Last Week Tonight is certainly the best of the recent crop of Daily Show clones, on account of its well-researched dives into tough issues and refreshingly agitational bent. The erasure of the Debt Collective connection, though, crystallizes some of the concerns I have about the show’s particular brand of rabble-rousing. (During Occupy Wall Street, incidentally, John Oliver’s Daily Show contribution to the public conversation about the movement consisted in finding the most outlandish participants and mocking them.)
When I first heard about the Rolling Jubilee back in 2012, I had all kinds of concerns. Why pay money to predatory loan companies, when the debt was odious in the first place? Why advocate for the People to pay instead of the unscrupulous corporations to blame in the first place? Wasn’t it all a rather ineffective symbolic drop-in-the-bucket?
Yet as the initiative developed after the initial Jubilee event, the organizers became clearer and clearer that the action was a tactic to raise awareness, not an overall strategy. As one told the Guardian in 2014, “The Rolling Jubilee doesn’t actually solve the problem. The Rolling Jubilee is a tactic and a valuable one because it exposes how debt operates.”

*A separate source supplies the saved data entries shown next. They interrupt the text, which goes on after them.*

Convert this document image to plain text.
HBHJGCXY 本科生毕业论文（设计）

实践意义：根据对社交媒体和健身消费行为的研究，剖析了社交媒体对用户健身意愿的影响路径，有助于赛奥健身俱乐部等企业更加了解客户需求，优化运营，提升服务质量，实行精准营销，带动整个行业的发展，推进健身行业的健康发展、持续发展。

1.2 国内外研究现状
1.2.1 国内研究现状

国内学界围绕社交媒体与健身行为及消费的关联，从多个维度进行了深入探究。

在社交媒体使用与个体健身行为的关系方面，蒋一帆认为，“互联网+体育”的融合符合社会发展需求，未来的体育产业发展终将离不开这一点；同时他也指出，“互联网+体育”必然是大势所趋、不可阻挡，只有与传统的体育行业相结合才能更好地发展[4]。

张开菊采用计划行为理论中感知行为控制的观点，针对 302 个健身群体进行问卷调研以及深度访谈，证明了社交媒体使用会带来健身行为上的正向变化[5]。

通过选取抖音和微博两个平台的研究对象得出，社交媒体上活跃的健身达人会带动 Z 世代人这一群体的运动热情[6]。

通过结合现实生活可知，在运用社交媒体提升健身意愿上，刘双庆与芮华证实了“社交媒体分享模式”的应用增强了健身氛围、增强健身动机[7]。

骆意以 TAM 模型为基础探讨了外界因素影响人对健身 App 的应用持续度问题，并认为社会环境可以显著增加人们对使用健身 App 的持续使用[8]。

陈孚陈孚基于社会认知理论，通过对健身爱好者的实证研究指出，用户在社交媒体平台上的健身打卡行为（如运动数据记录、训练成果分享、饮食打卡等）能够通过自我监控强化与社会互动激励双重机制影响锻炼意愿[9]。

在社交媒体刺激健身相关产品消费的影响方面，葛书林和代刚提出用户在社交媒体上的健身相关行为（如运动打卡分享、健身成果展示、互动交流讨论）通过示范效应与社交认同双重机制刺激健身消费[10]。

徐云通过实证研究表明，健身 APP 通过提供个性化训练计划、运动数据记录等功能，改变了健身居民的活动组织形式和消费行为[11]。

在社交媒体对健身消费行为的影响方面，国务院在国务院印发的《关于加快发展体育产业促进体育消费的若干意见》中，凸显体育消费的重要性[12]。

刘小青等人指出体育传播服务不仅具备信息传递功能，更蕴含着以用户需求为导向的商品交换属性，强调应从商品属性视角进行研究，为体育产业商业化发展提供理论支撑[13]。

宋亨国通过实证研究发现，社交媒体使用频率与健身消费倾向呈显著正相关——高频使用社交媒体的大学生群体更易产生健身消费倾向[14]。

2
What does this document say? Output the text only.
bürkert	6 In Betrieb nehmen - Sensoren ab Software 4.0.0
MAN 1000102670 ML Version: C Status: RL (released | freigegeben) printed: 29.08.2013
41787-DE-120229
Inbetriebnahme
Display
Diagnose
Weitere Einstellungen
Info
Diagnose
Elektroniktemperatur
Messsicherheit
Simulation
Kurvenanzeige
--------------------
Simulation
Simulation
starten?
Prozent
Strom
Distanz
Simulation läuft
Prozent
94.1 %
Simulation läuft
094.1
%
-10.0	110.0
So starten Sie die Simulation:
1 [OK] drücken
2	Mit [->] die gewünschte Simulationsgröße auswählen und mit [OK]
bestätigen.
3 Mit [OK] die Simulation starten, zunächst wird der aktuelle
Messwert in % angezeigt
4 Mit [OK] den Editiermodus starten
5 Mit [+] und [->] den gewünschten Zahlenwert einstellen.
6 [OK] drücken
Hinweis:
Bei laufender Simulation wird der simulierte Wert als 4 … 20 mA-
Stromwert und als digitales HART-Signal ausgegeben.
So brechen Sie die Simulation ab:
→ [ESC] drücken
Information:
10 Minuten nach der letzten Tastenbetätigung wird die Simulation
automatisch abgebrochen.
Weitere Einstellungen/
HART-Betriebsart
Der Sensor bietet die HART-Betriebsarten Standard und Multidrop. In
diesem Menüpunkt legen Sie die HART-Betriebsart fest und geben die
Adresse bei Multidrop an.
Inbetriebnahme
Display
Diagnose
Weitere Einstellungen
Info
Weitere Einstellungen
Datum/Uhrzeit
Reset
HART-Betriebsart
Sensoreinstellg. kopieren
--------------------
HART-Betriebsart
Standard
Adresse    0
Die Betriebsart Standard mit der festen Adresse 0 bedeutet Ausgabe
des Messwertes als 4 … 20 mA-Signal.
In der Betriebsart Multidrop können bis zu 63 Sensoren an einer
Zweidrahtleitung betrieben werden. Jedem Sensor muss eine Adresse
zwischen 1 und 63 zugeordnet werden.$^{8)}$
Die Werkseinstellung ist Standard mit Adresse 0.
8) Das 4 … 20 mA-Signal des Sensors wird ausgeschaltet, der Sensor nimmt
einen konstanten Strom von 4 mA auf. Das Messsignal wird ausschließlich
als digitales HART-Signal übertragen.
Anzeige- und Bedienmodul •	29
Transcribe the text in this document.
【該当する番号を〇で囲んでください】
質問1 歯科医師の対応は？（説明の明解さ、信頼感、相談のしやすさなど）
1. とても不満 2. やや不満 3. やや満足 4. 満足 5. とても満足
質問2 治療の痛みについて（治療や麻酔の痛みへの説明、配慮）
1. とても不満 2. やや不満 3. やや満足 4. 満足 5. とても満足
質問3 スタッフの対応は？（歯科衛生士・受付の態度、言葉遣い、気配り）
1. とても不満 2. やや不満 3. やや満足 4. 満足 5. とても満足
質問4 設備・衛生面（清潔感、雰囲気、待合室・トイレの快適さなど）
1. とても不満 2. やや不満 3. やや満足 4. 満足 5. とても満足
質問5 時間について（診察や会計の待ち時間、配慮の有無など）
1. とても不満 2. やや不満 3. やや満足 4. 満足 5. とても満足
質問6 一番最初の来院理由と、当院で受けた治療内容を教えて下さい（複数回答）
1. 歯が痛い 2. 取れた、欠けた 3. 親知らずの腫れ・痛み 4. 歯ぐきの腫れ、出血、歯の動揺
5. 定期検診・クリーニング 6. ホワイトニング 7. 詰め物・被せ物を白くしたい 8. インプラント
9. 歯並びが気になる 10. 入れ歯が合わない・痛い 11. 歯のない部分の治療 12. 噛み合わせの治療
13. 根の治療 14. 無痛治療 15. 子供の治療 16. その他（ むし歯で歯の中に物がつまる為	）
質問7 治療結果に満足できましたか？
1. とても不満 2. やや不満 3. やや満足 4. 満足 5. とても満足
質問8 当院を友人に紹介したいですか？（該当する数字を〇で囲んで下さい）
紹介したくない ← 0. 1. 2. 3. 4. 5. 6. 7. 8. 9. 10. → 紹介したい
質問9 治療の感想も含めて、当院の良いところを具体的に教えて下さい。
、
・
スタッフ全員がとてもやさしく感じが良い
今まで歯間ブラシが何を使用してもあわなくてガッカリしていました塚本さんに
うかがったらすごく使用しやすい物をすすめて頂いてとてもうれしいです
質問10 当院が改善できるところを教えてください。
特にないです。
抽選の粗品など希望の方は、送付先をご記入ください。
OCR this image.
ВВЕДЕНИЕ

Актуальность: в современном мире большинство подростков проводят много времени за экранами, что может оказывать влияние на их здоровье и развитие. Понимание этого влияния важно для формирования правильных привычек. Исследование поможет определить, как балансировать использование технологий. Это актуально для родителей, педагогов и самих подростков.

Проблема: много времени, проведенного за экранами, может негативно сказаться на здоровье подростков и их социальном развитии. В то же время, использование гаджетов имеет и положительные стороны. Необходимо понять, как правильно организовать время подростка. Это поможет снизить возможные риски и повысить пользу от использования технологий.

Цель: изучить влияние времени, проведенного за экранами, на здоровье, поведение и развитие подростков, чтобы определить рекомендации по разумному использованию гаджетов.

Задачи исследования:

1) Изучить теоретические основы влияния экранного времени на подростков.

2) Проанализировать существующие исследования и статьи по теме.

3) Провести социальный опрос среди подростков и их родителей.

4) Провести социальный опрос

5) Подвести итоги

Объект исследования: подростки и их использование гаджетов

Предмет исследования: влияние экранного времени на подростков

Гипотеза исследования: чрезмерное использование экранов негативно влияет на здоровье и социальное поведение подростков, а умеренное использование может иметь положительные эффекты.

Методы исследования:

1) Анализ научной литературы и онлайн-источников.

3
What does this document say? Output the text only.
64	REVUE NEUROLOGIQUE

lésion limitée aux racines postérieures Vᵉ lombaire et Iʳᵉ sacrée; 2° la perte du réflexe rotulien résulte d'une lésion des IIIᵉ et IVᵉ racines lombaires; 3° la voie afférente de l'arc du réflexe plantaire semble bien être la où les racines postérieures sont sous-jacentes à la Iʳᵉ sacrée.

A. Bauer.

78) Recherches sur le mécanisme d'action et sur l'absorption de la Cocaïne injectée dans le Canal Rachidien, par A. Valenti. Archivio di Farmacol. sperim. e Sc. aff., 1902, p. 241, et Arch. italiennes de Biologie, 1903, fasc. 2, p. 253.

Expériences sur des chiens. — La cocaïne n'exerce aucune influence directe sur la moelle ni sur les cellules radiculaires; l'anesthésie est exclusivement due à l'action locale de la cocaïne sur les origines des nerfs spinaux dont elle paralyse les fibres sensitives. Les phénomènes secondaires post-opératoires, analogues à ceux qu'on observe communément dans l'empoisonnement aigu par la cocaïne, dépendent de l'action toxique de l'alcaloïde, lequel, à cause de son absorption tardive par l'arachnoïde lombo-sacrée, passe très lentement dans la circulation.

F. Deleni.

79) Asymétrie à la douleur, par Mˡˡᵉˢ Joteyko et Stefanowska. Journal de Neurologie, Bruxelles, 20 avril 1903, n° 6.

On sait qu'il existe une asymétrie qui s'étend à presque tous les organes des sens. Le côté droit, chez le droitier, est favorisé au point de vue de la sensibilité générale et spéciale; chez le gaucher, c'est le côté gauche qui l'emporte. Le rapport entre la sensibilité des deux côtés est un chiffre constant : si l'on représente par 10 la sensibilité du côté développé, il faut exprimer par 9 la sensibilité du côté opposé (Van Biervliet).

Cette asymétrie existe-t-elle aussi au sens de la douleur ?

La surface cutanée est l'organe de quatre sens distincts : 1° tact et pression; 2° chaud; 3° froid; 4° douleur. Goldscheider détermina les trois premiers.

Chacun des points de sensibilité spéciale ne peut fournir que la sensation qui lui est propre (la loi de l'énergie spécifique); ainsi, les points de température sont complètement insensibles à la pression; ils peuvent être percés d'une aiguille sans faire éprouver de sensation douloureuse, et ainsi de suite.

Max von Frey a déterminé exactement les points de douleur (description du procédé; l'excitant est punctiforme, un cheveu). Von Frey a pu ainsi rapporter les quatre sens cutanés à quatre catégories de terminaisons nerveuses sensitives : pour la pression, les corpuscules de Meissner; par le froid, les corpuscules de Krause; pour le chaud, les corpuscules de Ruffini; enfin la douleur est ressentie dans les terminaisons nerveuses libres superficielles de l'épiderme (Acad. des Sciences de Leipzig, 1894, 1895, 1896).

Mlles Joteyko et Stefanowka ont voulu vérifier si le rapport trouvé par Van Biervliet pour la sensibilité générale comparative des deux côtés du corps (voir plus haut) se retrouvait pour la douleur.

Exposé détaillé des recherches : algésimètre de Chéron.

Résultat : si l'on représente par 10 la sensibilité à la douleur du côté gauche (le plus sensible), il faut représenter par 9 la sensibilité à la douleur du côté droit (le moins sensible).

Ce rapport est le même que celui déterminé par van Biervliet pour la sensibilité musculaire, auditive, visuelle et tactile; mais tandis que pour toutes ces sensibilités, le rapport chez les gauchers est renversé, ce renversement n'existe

The Debt Collective has continued to do persistent organizing, keeping the issue in the spotlight with inventive actions. Last summer, for instance, the organization brought a group of indebted former students to the conference of the National Association of Student Financial Aid Administrators (NASFAA) in New Orleans to speak out. That action involved, among other things, a satirical art component straight out of the Yes Men playbook: a mock parade advertising the services of a fictitious Big Brother-like company, “Atopo,” offering tools that involved drone-based collections and biological implants for tracking debtors.
The ongoing efforts of the Debt Collective have had actual, material effect beyond its media presence. They have helped organize debt refusal by students of now-defunct Corinthian colleges, and connect students from other institutions like ITT Tech and the Art Institutes, the latter a rapaciously for-profit chain of art schools. These actions have already brought the issue to light, and even led to reforms: On the heels of the Corinthian debt strike, the Education Department announced in March that students of the chain were eligible for debt forgiveness.
The bottom line is that Oliver takes an issue that is the subject of ongoing, passionate activism, co-opts its most mediagenic parts, and then disappears the activist part. He ends his segment with a call for “reform,” but meaningful reform will likely need the pressure provided by the steady organizing of groups like the Debt Collective, rather than just a one-off TV segment (even one that’s on HBO). And instead of offering a tangible connection for people to get plugged into that work, he asks people to… share his video? It’s unclear what the end goal is, exactly.
There’s a fine line between shining a spotlight on the issue and hogging that spotlight for oneself—and in this case, that may be the difference between doing justice to the issue at hand.